Mr McFarlane was cleared in Dublin’s Special Criminal Court in 2008 of false imprisonment and firearms possession in relation to the kidnapping of businessman Don Tidey in 1983.

Mr McFarlane had already undertaken a challenge to the case in the European Court of Human Rights when he was acquitted in June 2006.

The court ruled in favour of the former IRA commander and found the 10-and-a-half-year wait from his arrest in 1998 until he walked free was excessive. The European court ordered the State to pay Mr McFarlane €5,500 damages and €10,000 costs and expenses.

Mr McFarlane was accused of kidnapping Mr Tidey after going on the run following the Maze prison escape in 1983. He denied any involvement.

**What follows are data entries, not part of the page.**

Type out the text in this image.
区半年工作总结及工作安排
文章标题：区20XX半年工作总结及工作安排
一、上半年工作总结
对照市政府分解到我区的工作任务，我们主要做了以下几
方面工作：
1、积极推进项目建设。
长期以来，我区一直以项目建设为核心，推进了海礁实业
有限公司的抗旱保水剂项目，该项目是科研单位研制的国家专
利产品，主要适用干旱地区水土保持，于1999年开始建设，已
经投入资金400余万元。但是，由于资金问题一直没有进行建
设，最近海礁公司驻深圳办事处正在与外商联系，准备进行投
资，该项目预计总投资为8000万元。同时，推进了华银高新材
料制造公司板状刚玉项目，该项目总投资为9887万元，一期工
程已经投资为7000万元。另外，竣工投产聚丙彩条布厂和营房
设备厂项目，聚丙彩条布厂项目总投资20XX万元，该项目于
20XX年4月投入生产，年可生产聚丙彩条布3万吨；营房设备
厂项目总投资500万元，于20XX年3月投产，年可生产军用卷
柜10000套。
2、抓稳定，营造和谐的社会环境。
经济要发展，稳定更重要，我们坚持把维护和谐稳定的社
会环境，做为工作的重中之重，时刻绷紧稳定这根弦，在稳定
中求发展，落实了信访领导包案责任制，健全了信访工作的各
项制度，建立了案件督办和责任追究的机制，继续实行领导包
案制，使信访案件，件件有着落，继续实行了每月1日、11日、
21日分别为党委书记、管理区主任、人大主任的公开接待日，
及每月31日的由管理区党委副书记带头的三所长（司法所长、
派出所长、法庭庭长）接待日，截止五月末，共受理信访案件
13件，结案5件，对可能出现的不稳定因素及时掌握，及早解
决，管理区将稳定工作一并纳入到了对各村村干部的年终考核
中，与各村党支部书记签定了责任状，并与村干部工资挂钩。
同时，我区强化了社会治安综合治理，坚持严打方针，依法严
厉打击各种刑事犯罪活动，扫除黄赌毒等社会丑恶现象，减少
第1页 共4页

Mr Tidey was snatched outside his south Dublin home and held captive for more than three weeks in a wooded hideaway while ransom demands were issued.

A trainee garda, Gary Sheehan (23), from Carrickmacross, Co Monaghan, and Patrick Kelly (35), an Army private, were shot dead during Mr Tidey’s rescue in December near Ballinamore, Co Leitrim.

Sinn Féin leader Mary Lou McDonald said she learned of Mr McFarlane’s death with great sadness.

“Bik was dedicated to the struggle for the freedom and unity of Ireland, and the equality of its people, she said.

“Bik was, and will always remain, a giant of Irish republicanism,” she said.

“His life was about activism, about the uplift of working people, about the nationhood of Ireland. His life was also about music. He had the mind of a revolutionary but the heart of a poet. Bik loved connecting with others through song and storytelling. He was a talented singer and songwriter. So many will remember him for his music.

“Today, we have lost a great patriot who lived his life for the freedom and unity of Ireland.”

Sinn Féin MLA Gerry Kelly, a fellow Maze escapee in 1983, described his “friend and comrade” Mr McFarlane as a “lifelong republican activist”.

“Bik was a republican activist all his life right to the end and gave all that he had to the struggle for a united Ireland,” he said.

Mr Kelly described Mr McFarlane as a “huge figure within republicanism”, particularly noting his role in the hunger strike in 1981, “when 10 of our comrades lost their lives in the H-Blocks of Long Kesh”.

“Bik was a talented singer, songwriter and musician, and previously sang at many events and occasions including at previous ard fheis.

“He will be sadly missed by the many, many people who knew, respected and loved him,” Mr Kelly said.